EMEKLİLERİN HAKLARINI DA BUDUYORLAR
DYP GİK Üyesi İlkay Şimşek, iktidar ve ortaklarının 2025 bütçesi ile emeklilerin de ekonomik haklarını budamaya devam ettiğini belirterek açıklamasını şöyle sürdürdü: “İktidar sadece emekçilerin değil emeklilerin de ekonomik haklarını budamaya devam ediyor.

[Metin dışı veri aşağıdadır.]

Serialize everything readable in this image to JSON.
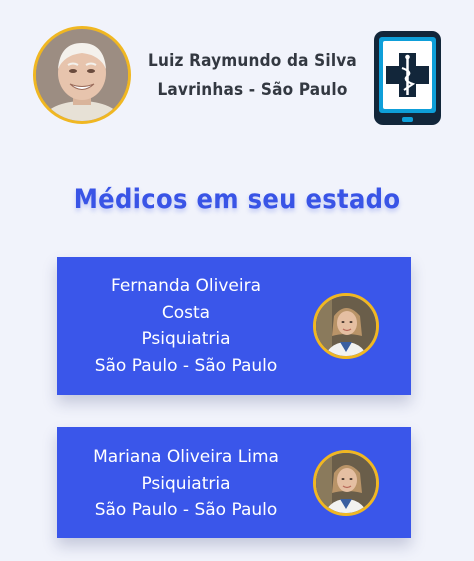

Emekli Meclisleri Sendikası Türkiye Koordinasyonu’nun yaptığı açıklamaya göre emeklilerin aldığı maaş rakamsal olarak büyüdüğü halde alım gücü her geçen gün düşüyor, enflasyon ve hayat pahalılığı karşısında hiç bir değeri kalmıyor. 2003 yılında en düşük emekli maaşı asgari ücretin 1,47 katıydı, bugün bu oran 0,61’e düştü, bunun anlamı şu; emeklilerin maaşları son 21 yılda rakamsal olarak da, gerçek alım gücü olarak da yüzde 60 oranında gasp edilmiş. Bu gerçek tüm açıklığı ile ortada dururken iktidar ve ortakları her yıl olduğu gibi bu yıl da ‘En kötüsü geride kaldı’ diyerek gerçeğe aykırı algı yaratma yoluna gidiyor. Oysa bunun doğru olmadığı, aslında en iyisinin geride kaldığını artık emekliler de, millet de biliyor. 2025 yılında emeklileri her yönüyle eskisinden daha kötü günler bekliyor. Biz 16 milyon 350 bin emeklimizi tek çatı altında bir araya gelerek birleşmeye, tek ses, tek nefes, tek yürek, tek yumruk olmaya davet ediyoruz. Bu sağlanmadıkça sefalet durumu devam edecektir.”
ÇİFTÇİ, ESNAF PERİŞAN
DYP GİK Üyesi İlkay Şimşek, çiftçi ve esnafın da zor günler yaşadığını, milletin, tüm emekçi kesimlerin önü alınamaz bir yoksulluğa sürüklendiğini ifade ederek erken seçimin kaçınılmaz olduğunu söyledi. İlkay Şimşek açıklamasını şu sözleriyle sonlandırdı: “Girdi maliyetleri artan, traktörüne mazot alamayan çiftçi ekmeyi de, biçmeyi de bıraktı, hayvanlarını tek tek elden çıkardı, büyükbaşını mezbahaya gönderdi, süt fiyatları arttı, küçükbaşını otlatacak mera bulamıyor, yeme para dayandıramıyor. Esnafın durumu daha vahim, millet çarşı pazar yapamıyor, esnaf günü siftahsız kapatıyor, kirasını, vergisini, elektriğini ödeyemiyor, her gün yüzlercesi iflas ediyor, kepenk indiriyor. Bu iktidarın sorun çözme kapasitesi yoktur, kalmamıştır, sorun çözemediği için de kriz üretmeye çalışmaktadır, bir krize, bir kavgaya ihtiyaçları vardır, o nedenle ekonominin iyi yönetilmediği, refahın sağlanamayacağı, geçimin olamayacağı görülüyor, geçim yoksa seçimin olacağı da biliniyor. Muhalefet partileri seçime dünden razı, bugünden hazırdır, o halde seçimi ertelemenin, süreyi uzatmanın bir anlamı yoktur, faydası hiç yoktur, bunun zararı yine topyekün milletedir. Emekçinin, emeklinin, çiftçinin, esnafın sorunu hepimizin sorunudur, çaresi erken seçimdir.”